Drame à Dresde : Roméo cherche sa Juliette et Gounod, sa partition
Pour tous les mélomanes, Dresde est une destination incontournable grâce à la richesse de sa programmation. Le Semperoper, temple du lyrique en Allemagne, rencontre des difficultés avec le grand répertoire français. Explications…
Shakespeare, le plus British des grands écrivains a placé l’histoire de Roméo et Juliette à Vérone, magnifique ville italienne bordée par l’Adige. Le 16 mai 2025, c’est sur les rives de l’Elbe, au Semperoper de Dresde, le joyau culturel de l’Allemagne, que l’opéra de Gounod a été donné dans une nouvelle production signée Barbara Wysocka. Les chefs-d’œuvre, comme celui du compositeur français, n’ayant pas de frontières, il est normal qu’une maison d’opéra aussi importante programme les grands ouvrages du répertoire international. Avec ses attentes et son exigence, un public de fin connaisseur français appréciera différemment le style, et surtout la prosodie, qui fait partie de son patrimoine. Sans démériter, la production proposée à Dresde n’a pas convaincu les francophones présents dans la salle, malheureusement…
Roméo ! pourquoi es-tu Roméo et Juliette en version internationale ?

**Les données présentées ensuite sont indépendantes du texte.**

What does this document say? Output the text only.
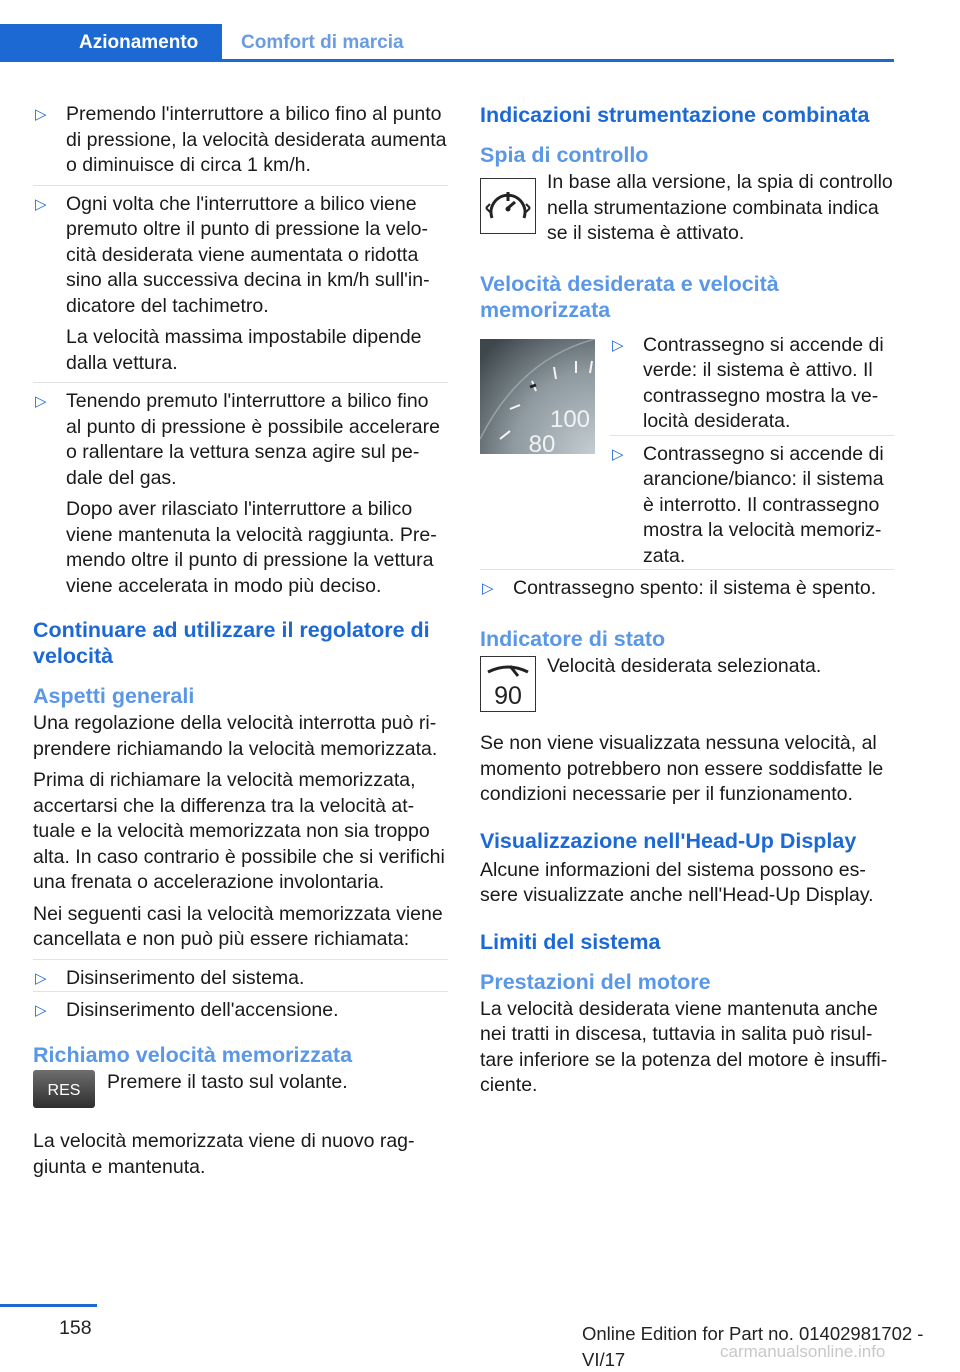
Azionamento	Comfort di marcia
▷ Premendo l'interruttore a bilico fino al punto di pressione, la velocità desiderata aumenta o diminuisce di circa 1 km/h.

▷ Ogni volta che l'interruttore a bilico viene premuto oltre il punto di pressione la velocità desiderata viene aumentata o ridotta sino alla successiva decina in km/h sull'indicatore del tachimetro.

La velocità massima impostabile dipende dalla vettura.

▷ Tenendo premuto l'interruttore a bilico fino al punto di pressione è possibile accelerare o rallentare la vettura senza agire sul pedale del gas.

Dopo aver rilasciato l'interruttore a bilico viene mantenuta la velocità raggiunta. Premendo oltre il punto di pressione la vettura viene accelerata in modo più deciso.

Continuare ad utilizzare il regolatore di velocità
Aspetti generali

Una regolazione della velocità interrotta può riprendere richiamando la velocità memorizzata.

Prima di richiamare la velocità memorizzata, accertarsi che la differenza tra la velocità attuale e la velocità memorizzata non sia troppo alta. In caso contrario è possibile che si verifichi una frenata o accelerazione involontaria.

Nei seguenti casi la velocità memorizzata viene cancellata e non può più essere richiamata:

▷ Disinserimento del sistema.
▷ Disinserimento dell'accensione.
Richiamo velocità memorizzata
RES Premere il tasto sul volante.

La velocità memorizzata viene di nuovo raggiunta e mantenuta.

Indicazioni strumentazione combinata
Spia di controllo
In base alla versione, la spia di controllo nella strumentazione combinata indica se il sistema è attivato.
Velocità desiderata e velocità memorizzata
100
80
▷ Contrassegno si accende di verde: il sistema è attivo. Il contrassegno mostra la velocità desiderata.
▷ Contrassegno si accende di arancione/bianco: il sistema è interrotto. Il contrassegno mostra la velocità memorizzata.
▷ Contrassegno spento: il sistema è spento.
Indicatore di stato
90
Velocità desiderata selezionata.

Se non viene visualizzata nessuna velocità, al momento potrebbero non essere soddisfatte le condizioni necessarie per il funzionamento.

Visualizzazione nell'Head-Up Display

Alcune informazioni del sistema possono essere visualizzate anche nell'Head-Up Display.

Limiti del sistema
Prestazioni del motore

La velocità desiderata viene mantenuta anche nei tratti in discesa, tuttavia in salita può risultare inferiore se la potenza del motore è insufficiente.

158	Online Edition for Part no. 01402981702 - VI/17	carmanualsonline.info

L’écriture vocale de la Juliette de Gounod est beaucoup plus complexe qu’il n’y paraît. Même si les vocalises de la célèbre valse « Je veux vivre » réclament agilité, légèreté et surtout contrôle de l’aigu, l’évolution du rôle pousse la partition vers une tension dramatique qui requiert un grand lyrisme. La soprano Tuuli Takala qui s’est fait connaître avec La Reine de la nuit tombe à peu près dans tous les pièges tendus par Gounod. Des décalages dans ses grands airs, un manque de précision et des aigus mal négociés ne sont jamais rattrapés par une prononciation des plus approximatives. Kang Wang possède une réelle présence scénique en Roméo mais la prestation vocale n’est pas non plus exempte de défauts, hélas ! Doté d’un timbre sombre qui sied plutôt bien au jeune héros, Wang exhibe ses moyens vocaux pour plaire au public mais quelques accidents devraient lui rappeler qu’il n’y a pas que l’aigu dans la vie, surtout dans Roméo et Juliette. Dans "Ah ! lève-toi, soleil !" chanté à pleins poumons, la voix détimbre dès que le ténor s’essaie aux nuances. Crime de lèse-majesté, le dramatique « Salut ! Tombeau sombre et silencieux » se transforme en air d’opéra italien avec coups de glotte et port de voix complètement hors de propos.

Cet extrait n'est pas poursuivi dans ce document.